Our first snorkeling destination was a beached and abandoned Russian cargo ship. This eerie ship wreck sits on the bottom of the ocean in about ten feet of water. Built in the 1950's, Captain David told us this ship ran aground during a hurricane about a decade ago and was eventually towed to its current location. Now it serves as a tourist destination. If you're brave enough, and have had a tetanus shot, there's even a cargo net on the ship's port side that you can climb aboard and then dive off the ship into the ocean.
Captain David and his mate anchored us off of the ship's starboard side near the stern. We geared up and jumped into the water to snorkel around the ship. The water is normally crystal clear, but because of the hurricane it was a little cloudy on our trip. Despite this, we still had great visibility. It was interesting to see the ship's rudder sitting in the sand and it's propellor was home to schools of fish. As we made our way to the bow we saw random debris from the ship that prior visitors had thrown overboard. Captain David had told us to look out for a barracuda that liked to hang out near the bow. Sure enough we found him swimming around the ship's anchor.
When we climbed back onboard Atabeyra, Captain David greeted us with a pitcher of rum punch and a bowl of chips and salsa. The charter fee includes beer, wine, rum punch, water and light snacks. If you charter the boat for the entire day they'll prepare lunch. If there's something specific you'd like ask ahead of time. While there may be an extra charge, the beauty behind a private charter is that you can customize your trip.
Upon leaving the shipwreck we sailed northwest towards the southern most point of Provinciales. Our crew had another destination in mind, a small bay just off the beach. We pulled into a shallow cove, so shallow most boats wouldn't dare venturing this close to land, but Atabeyra did it without any problems. Moments after setting the anchor Captain David spotted a couple of reef sharks swimming nearby. They retreated into the rocks as we got into the water. (Reef sharks don't normally bother people) In this snorkeling spot we saw schools of fish, some patches of corral and empty conch shells.
Once back aboard more rum punch was waiting. We were able to sit back and relax and enjoy the forty-five minute trip back to port. Captain David and his mate were very knowledgeable about the islands and were a pleasure to sail with. They made the trip enjoyable and I would definitely charter with them again.

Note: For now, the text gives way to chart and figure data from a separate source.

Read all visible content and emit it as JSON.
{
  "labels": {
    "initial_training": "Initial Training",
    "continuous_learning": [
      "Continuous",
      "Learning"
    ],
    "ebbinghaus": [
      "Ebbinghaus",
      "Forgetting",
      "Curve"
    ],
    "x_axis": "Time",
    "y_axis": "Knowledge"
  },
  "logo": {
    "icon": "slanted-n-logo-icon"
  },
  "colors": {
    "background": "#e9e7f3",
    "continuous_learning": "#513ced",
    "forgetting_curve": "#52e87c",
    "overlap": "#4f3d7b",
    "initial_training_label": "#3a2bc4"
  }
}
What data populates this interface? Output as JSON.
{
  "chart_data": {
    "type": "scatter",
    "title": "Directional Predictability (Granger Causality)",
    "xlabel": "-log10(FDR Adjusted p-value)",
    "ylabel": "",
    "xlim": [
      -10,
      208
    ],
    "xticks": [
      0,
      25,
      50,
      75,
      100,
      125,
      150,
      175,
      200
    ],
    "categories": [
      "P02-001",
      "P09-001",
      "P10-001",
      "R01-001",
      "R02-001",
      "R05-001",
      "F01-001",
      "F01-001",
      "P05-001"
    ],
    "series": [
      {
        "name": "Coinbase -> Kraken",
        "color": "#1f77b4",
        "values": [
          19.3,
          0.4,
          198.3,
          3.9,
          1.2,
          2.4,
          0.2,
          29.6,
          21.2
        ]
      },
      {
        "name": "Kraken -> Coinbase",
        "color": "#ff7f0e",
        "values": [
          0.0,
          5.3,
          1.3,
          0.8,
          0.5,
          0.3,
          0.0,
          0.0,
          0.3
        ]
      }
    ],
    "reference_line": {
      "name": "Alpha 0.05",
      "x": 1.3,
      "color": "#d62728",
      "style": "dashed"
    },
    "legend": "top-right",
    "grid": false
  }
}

- Make your reservations in advance. Especially during the peak season charters fill up.
- If you want to do a private charter remember to tip your crew. 10-20% of the charter cost is typical. The captain will distribute the gratuity to the crew.
- If you have special requests let the charter company know in advance.
- Group charters are less expensive and can be a great way to escape the beach for a few hours.